Elle tapota la main d’Esk aussi gentiment que possible. «  T’es un peu jeune pour ça, mais avec l’âge tu verras que la plupart des gens sortent pas beaucoup de leur tête. Toi pareil, ajouta-t-elle, sentencieuse.
- J’comprends pas.
- Le contraire m’aurait étonnée, fit brusquement Mémé, mais tu vas me citer cinq herbes pour les toux sèches. » "


Derrière cette petite histoire amusante qu’on dirait presque tirée d’un roman pour adolescents, se trouve en fait une idée très importante et fondamentale en sciences : le principe tautologique. Ici, on sourit de voir le jeu de mot créé par l’auteur (le traducteur, plus vraisemblablement), avec l’allusion à une phrase magnifique située à la fin de l’extrait ci-dessus : « La plupart des gens sortent pas beaucoup de leur tête ». Tout se passe dans la tête des gens, c’est la têtologie.
Mais revenons au principe tautologique. Pour faire simple, une tautologie c’est une sorte de "pléonasme redondant", si vous voyez ce que je veux dire. Exactement comme dans l’exemple qu’on a dans le texte : « t’es une sorcière parce que tu portes le chapeau ; tu portes le chapeau parce que t’es une sorcière ». On ne sait pas ce qui est la cause et ce qui est la conséquence. On tombe dans une jolie impasse aporétique. On ne sait pas ce qui, entre le fait de porter le chapeau ou le fait d’être une sorcière, vient en Premier. Lequel des deux faits est plus fondamental que l’autre, en tout cas dans l'esprit des gens du Disque pour l'exemple en question. 
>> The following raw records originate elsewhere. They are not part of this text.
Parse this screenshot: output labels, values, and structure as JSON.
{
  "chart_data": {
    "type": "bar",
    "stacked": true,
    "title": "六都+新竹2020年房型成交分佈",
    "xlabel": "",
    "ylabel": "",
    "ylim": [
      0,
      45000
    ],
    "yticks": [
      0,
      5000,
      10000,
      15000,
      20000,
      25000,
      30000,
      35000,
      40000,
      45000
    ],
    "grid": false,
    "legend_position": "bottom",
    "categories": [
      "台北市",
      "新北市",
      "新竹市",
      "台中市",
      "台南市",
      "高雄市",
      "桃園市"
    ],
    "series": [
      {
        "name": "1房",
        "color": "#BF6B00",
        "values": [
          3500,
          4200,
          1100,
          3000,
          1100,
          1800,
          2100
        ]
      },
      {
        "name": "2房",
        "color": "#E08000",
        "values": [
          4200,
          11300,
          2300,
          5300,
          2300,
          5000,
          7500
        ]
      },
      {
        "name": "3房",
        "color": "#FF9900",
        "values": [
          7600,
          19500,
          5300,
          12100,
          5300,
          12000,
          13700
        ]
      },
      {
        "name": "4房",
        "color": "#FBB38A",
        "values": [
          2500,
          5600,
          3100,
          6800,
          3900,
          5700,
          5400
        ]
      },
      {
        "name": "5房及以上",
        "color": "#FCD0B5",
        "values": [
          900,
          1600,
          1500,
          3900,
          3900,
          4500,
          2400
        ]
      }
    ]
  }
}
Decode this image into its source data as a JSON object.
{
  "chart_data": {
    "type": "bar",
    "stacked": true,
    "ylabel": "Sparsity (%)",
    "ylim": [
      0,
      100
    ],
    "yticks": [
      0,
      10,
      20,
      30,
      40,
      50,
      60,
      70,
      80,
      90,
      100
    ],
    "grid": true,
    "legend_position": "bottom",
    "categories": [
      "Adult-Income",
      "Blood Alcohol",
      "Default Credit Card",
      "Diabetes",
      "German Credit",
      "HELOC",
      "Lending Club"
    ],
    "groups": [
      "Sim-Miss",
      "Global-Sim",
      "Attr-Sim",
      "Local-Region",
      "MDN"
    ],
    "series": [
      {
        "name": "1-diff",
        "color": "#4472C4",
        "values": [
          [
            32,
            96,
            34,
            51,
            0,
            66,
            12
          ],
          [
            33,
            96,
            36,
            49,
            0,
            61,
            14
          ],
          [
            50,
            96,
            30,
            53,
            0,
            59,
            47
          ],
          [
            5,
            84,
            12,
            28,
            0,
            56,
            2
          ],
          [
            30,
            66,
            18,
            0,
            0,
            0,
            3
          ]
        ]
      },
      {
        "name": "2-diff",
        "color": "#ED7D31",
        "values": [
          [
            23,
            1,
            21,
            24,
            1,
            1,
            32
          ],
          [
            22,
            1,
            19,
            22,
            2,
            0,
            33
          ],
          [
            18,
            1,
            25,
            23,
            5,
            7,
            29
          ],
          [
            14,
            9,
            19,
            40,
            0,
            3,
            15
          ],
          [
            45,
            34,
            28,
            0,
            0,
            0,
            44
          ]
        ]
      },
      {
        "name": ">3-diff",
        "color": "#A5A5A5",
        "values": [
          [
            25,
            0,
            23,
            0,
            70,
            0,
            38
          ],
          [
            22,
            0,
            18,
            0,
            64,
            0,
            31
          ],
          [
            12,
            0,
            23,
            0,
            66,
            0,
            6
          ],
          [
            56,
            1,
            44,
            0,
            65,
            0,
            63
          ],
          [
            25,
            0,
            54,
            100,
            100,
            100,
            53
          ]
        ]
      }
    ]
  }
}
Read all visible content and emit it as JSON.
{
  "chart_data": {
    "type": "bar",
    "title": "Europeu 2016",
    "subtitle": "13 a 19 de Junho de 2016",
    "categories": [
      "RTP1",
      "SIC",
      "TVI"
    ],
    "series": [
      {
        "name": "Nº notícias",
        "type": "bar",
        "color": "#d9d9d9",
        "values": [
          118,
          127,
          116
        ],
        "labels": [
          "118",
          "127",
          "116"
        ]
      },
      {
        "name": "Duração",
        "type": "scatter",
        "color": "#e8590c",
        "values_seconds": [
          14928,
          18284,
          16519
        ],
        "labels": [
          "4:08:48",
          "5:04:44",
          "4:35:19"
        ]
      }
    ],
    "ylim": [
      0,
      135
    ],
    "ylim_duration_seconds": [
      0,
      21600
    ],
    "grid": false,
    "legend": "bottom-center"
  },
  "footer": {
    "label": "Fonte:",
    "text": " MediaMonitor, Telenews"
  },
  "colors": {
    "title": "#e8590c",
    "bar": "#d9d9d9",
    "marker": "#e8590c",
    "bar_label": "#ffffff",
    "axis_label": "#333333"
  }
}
Eh bien en épistémologie (c’est la discipline qui étudie le pourquoi et le comment de toutes les sciences, c’est la science des sciences et c’est une branche passionnante de la philosophie, c’est, par exemple quand un biologiste s’interroge sur le sens de sa recherche, sur la pertinence et la légitimité de sa démarche, de ses outils, son protocole, les applications, et plus globalement sur ce qu’est la biologie, sur ce que veut dire être biologiste, c’est très important comme travail de réflexion), donc en épistémologie, on dit que chaque concept qui fait partie de nos outils de réflexion, se définit par rapport à un autre concept plus fondamental que lui.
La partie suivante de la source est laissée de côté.